Depending on the theory of intelligence to which you subscribe, achieving “human-level” AI will require a system that can leverage multiple modalities — eg, sound, vision and text — to reason about the world. For example, when shown an image of a topped truck and a police cruiser on a snowy freeway, a human-level AI might infer that dangerous road conditions caused an accident. Or, running on a robot, when asked to grab a can of soda from the refrigerator, they’d navigate around people, furniture and pets to retrieve the can and place it within reach of the requester.
Today’s AI if short. But new research shows signs of encouraging progress, from robots that can figure out steps to satisfy basic commands (eg, “get a water bottle”) to text-producing systems that learn from explanations. In this revived edition of Deep Science, our weekly series about the latest developments in AI and the broader scientific field, we’re covering work out of DeepMind, Google and OpenAI that makes strides toward systems that can — if not perfectly understand the world — solve narrow tasks like generating images with impressive robustness.
AI research lab OpenAI’s improved DALL-E, DALL-E 2, is easily the most impressive project to emerge from the depths of an AI research lab. As my colleague Devin Coldewey writes, while the original DALL-E demonstrated a remarkable prowess for creating images to match virtually any prompt (for example, “a dog wearing a beret”), DALL-E 2 takes this further. The images it produces are much more detailed, and DALL-E 2 can intelligently replace a given area in an image — for example inserting a table into a photo of a marbled floor replete with the appropriate reflections.
DALL-E 2 received most of the attention this week. But on Thursday, researchers at Google detailed an equally impressive visual understanding system called Visually-Driven Prosody for Text-to-Speech — VDTTS — in a post published to Google’s AI blog. VDTTS can generate realistic-sounding, lip-synced speech given nothing more than text and video frames of the person talking.
VDTTS’ generated speech, while not a perfect stand-in for recorded dialogue, is still quite good, with convincingly human-like expressiveness and timing. Google sees it one day being used in a studio to replace original audio that might’ve been recorded in noisy conditions.

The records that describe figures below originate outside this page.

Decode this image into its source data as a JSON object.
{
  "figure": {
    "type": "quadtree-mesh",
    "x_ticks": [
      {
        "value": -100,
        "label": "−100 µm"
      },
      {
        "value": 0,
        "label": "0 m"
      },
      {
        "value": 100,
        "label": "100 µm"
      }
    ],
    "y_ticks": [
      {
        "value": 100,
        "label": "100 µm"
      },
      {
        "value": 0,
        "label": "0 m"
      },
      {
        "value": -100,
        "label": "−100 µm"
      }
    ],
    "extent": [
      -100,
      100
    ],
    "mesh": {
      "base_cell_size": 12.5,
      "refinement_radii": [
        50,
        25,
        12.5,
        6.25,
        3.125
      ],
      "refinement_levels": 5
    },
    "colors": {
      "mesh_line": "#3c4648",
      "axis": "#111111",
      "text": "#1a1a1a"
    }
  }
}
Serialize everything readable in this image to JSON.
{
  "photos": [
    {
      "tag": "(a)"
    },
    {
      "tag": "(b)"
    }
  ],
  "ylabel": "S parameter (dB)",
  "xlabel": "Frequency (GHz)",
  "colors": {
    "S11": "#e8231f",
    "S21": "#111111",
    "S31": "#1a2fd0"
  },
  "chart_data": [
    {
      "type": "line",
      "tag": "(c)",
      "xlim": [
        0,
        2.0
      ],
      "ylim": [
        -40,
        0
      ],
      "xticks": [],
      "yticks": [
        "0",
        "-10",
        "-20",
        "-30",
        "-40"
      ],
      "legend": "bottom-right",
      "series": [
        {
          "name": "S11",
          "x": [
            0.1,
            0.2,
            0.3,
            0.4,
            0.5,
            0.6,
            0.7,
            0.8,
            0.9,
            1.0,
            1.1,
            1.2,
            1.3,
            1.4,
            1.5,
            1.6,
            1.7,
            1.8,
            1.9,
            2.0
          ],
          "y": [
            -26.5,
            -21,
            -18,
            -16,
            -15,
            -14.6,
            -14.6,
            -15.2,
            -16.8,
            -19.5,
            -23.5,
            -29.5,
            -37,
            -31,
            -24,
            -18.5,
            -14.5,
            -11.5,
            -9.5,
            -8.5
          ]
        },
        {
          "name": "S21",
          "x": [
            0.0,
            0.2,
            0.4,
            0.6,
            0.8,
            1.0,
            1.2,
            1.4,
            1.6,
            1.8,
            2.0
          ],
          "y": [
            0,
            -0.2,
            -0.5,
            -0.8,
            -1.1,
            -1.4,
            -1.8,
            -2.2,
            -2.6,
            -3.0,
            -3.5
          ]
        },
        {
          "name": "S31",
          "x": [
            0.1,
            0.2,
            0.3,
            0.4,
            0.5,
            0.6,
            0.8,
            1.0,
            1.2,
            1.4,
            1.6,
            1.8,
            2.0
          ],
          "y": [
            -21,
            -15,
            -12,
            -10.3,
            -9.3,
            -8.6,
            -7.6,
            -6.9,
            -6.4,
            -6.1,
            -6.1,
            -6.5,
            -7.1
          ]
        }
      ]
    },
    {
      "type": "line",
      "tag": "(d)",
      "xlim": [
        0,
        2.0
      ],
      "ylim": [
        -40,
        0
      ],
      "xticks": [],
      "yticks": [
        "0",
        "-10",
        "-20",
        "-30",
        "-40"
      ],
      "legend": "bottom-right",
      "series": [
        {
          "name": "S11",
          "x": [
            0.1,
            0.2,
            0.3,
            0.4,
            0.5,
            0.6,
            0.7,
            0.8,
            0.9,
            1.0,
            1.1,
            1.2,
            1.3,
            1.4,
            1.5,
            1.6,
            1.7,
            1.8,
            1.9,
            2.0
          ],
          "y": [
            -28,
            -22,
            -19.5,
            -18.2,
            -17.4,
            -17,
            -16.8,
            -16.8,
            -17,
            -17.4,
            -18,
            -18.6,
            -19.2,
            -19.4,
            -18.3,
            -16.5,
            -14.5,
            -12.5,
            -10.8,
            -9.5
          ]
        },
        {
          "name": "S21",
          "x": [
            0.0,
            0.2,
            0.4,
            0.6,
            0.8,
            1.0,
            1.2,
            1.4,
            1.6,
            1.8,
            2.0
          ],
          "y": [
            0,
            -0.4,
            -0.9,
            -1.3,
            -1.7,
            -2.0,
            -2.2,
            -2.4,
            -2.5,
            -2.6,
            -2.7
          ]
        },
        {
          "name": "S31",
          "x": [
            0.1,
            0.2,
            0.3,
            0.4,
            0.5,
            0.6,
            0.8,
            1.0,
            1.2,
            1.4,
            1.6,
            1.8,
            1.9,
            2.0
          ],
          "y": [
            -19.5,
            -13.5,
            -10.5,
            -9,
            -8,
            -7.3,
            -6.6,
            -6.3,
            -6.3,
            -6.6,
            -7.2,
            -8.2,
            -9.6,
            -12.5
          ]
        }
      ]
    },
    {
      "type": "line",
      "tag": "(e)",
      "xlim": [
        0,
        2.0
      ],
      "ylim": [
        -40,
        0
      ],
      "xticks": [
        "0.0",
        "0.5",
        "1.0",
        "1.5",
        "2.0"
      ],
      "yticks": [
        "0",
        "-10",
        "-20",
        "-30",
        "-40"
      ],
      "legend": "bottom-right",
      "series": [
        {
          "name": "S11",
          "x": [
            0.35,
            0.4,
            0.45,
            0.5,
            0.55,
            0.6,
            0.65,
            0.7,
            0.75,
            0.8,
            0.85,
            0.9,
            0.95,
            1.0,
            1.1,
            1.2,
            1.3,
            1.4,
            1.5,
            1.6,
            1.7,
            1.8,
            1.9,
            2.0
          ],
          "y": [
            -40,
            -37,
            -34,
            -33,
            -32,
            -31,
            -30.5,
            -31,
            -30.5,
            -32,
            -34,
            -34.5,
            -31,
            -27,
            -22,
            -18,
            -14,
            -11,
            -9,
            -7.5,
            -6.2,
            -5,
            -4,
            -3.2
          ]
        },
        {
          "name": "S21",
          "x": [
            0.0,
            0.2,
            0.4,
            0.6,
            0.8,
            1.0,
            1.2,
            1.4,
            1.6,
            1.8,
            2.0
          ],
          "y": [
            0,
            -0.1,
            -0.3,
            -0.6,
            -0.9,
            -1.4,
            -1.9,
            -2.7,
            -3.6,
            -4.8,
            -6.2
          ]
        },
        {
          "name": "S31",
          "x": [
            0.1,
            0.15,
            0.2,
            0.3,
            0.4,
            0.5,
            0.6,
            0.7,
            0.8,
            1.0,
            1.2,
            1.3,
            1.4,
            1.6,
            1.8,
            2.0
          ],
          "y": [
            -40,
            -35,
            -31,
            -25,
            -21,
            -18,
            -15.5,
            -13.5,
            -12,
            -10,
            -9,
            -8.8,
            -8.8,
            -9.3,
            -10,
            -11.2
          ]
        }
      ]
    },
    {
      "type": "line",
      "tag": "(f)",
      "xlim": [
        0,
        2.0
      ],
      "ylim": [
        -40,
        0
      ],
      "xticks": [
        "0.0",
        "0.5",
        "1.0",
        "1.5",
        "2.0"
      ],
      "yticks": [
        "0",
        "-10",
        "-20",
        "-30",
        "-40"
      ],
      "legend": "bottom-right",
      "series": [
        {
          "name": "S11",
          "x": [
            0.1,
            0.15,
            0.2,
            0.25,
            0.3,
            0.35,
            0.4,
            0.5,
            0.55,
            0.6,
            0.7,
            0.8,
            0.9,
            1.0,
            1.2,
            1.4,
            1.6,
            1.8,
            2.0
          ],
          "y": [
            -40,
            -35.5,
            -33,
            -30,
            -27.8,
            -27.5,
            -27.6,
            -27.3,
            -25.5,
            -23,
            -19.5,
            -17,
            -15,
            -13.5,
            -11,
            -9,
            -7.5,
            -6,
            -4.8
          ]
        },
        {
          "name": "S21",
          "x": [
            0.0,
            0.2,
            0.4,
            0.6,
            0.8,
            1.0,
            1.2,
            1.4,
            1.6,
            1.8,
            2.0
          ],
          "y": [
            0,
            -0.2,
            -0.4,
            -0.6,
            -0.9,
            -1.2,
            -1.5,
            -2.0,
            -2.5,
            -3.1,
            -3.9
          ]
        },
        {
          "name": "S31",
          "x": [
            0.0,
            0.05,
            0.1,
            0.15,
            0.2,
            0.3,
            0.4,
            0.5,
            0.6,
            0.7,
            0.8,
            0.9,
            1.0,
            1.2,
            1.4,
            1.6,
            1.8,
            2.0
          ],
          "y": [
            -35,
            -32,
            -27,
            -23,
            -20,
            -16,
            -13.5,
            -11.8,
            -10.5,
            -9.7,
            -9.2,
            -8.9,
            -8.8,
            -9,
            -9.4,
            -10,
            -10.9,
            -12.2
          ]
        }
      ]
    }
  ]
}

Of course, visual understanding is just one step on the path to more capable AI. Another component is language understanding, which lags behind in many aspects — even setting aside AI’s well documented toxicity other bias issues. In a stark example, a cutting-edge system from Google, Pathways Language Model (PaLM), memorized 40% of the data that was used to “train” it, according to a paper, resulting in PaLM plagiarizing text down to copyright notices in code snippets.
Fortunately, DeepMind, the AI lab backed by Alphabet, is among those exploring techniques to address this. In a new study, DeepMind researchers investigate whether AI language systems — which learn to generate text from many examples of existing text (think books and social media) — could benefit from being given explanations of those texts. After annotating dozens of language tasks (eg, “Answer these questions by identifying whether the second sentence is an appropriate paraphrase of the first, metaphorical sentence”) with explanations (eg, “David’s eyes were not literally daggers, it is a metaphor used to imply that David was glaring fiercely at Paul.”) and evaluating different systems’ performance on them, the DeepMind team found that examples indeed improve the performance of the systems.
DeepMind’s approach, if it passes muster within the academic community, could one day be applied in robotics, forming the building blocks of a robot that can understand vague requests (eg, “throw out the garbage”) without step-by-step instructions. Google’s new”Do as I can, not as I say” Project gives a glimpse into this future — albeit with significant limitations.
A collaboration between Robotics at Google and the Everyday Robotics team at Alphabet’s X lab, Do As I Can, Not As I Say seeks to condition an AI language system to propose actions “feasible” and “contextually appropriate” for a robot, given an arbitrary task. The robot acts as the language system’s “hands and eyes” while the system supplies high-level semantic knowledge about the task — the theory being that the language system encodes a wealth of knowledge useful to the robot.
A system called SayCan selects which skill the robot should perform in response to a command, factoring in (1) the probability a given skill is useful and (2) the possibility of successfully executing said skill. For example, in response to someone saying “I spilled my coke, can you bring me something to clean it up?,” SayCan can direct the robot to find a sponge, pick up the sponge, and bring it to the person who asked for it.
SayCan is limited by robotics hardware — on more than one occasion, the research team observed the robot that they chose to conduct experiments accidentally dropping objects. Still, it, along with DALL-E 2 and DeepMind’s work in contextual understanding, is an illustration of how AI systems when combined can inch us that much closer to a Jetsons-type future.